On Monday, the Royals got beat. No other way to put it. They got beat. And that’s fine. It happens. Sometimes a team is on and you’re not and strange things like a 19-1 game happen.
On Tuesday, the Indians got a couple of bloops to fall, tacked on extra runs with solo homers, and managed to make the plays in the field to keep the Royals from cashing in on some opportunities.
But, geez, tonight, the Royals beat themselves.
As a staff, the Royals walked thirteen batters. When you walk that many players, you shouldn’t win. To compound the problems, the Royals gave up five stolen bases, often without a throw. In the tenth, Matt Treanor had a passed ball that went to the backstop and Adrian Beltre took an extra base, going from first to third.
That the Rangers didn’t score more than the five they managed is partly a miracle.
And if it wasn’t enough, the Royals gave away outs too. A couple of double clutches – one by Alcides Escobar to start a double play attempt and one by Melky Cabrera on a throw home – could have been two more outs.

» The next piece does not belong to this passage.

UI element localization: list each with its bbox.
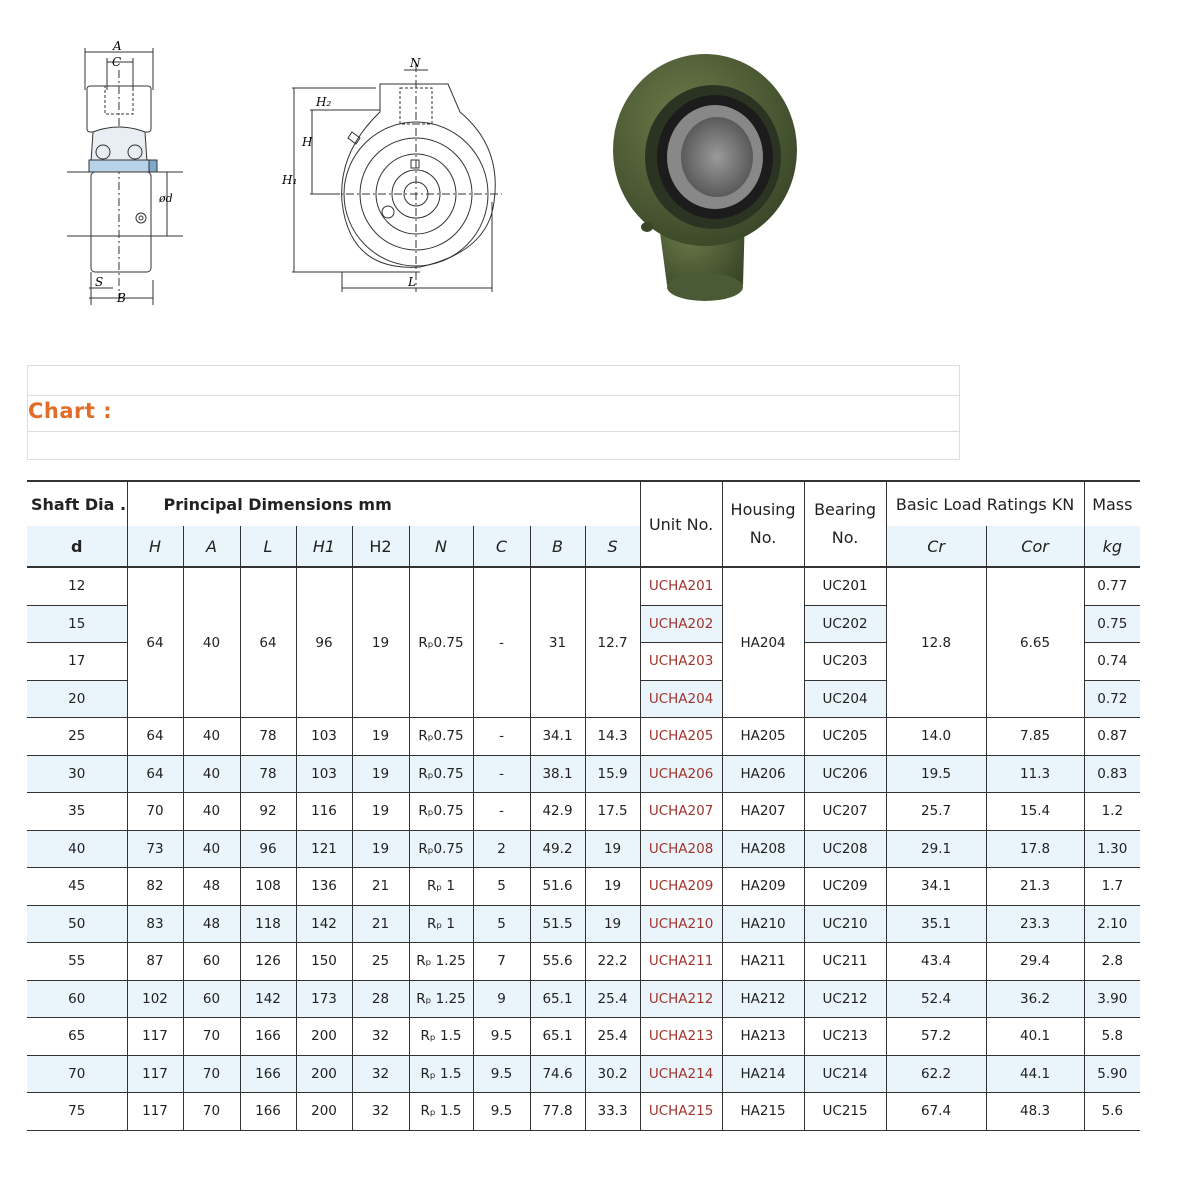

Oh, but it didn’t stop there.
Mixing up the lineup and batting Alex Gordon leadoff was a decent choice to shake things up while not being too crazy. It allowed Eric Hosmer to come up to lead off the bottom of the ninth and he tied the game with one swing, his first homer at Kauffman Stadium.
After the game Ned Yost hinted that Neftali Feliz may have balked on both throws* but it’s inexcusable to get caught in that situation. They have one job at that point and didn’t do it. Without even putting the ball in play, the Royals gave up two outs and lost their #4 and #5 batter in the process.
*“He balked” may have been the direct quote.
Alex Gordon came up with Mitch Maier on third and nobody out and walked. Melky Cabrera then popped up and Hosmer flew out to left. The Royals scored in the bottom of the eleventh, but after giving up two in the top of the inning (after three walks by Jeremy Jeffress), it was too late.
Danny Duffy‘s first major league start had impressive moments and displayed things to work on. He didn’t command his curveball consistently and his control wasn’t great. After the game he mentioned he was pretty amped up. Hitting 95 and 96 mph with regularity, he looked every bit like the kind of prospect that could make an impact right away.
He walked six over four innings and racked up 94 pitches. He did strike out four batters and only allowed two runs despite the walks. With his other eight outs, he got seven via the ground ball and the only air out was a pop up right behind first base. The Rangers hits were a bloop to left and soft line drive to right by Endy Chavez along with two singles by Andres Blanco.
He also showed a willingness to throw any pitch at any count and location. The stuff is there, and if his trip to Kansas City is more than just a spot start (which I suspect it will be), he should make improvements and have a better game next time out.
The Royals have lost five in a row and it hasn’t really been fun to watch. Tomorrow’s a new day and a new chance to get a win.
It’s got to turn around at some point.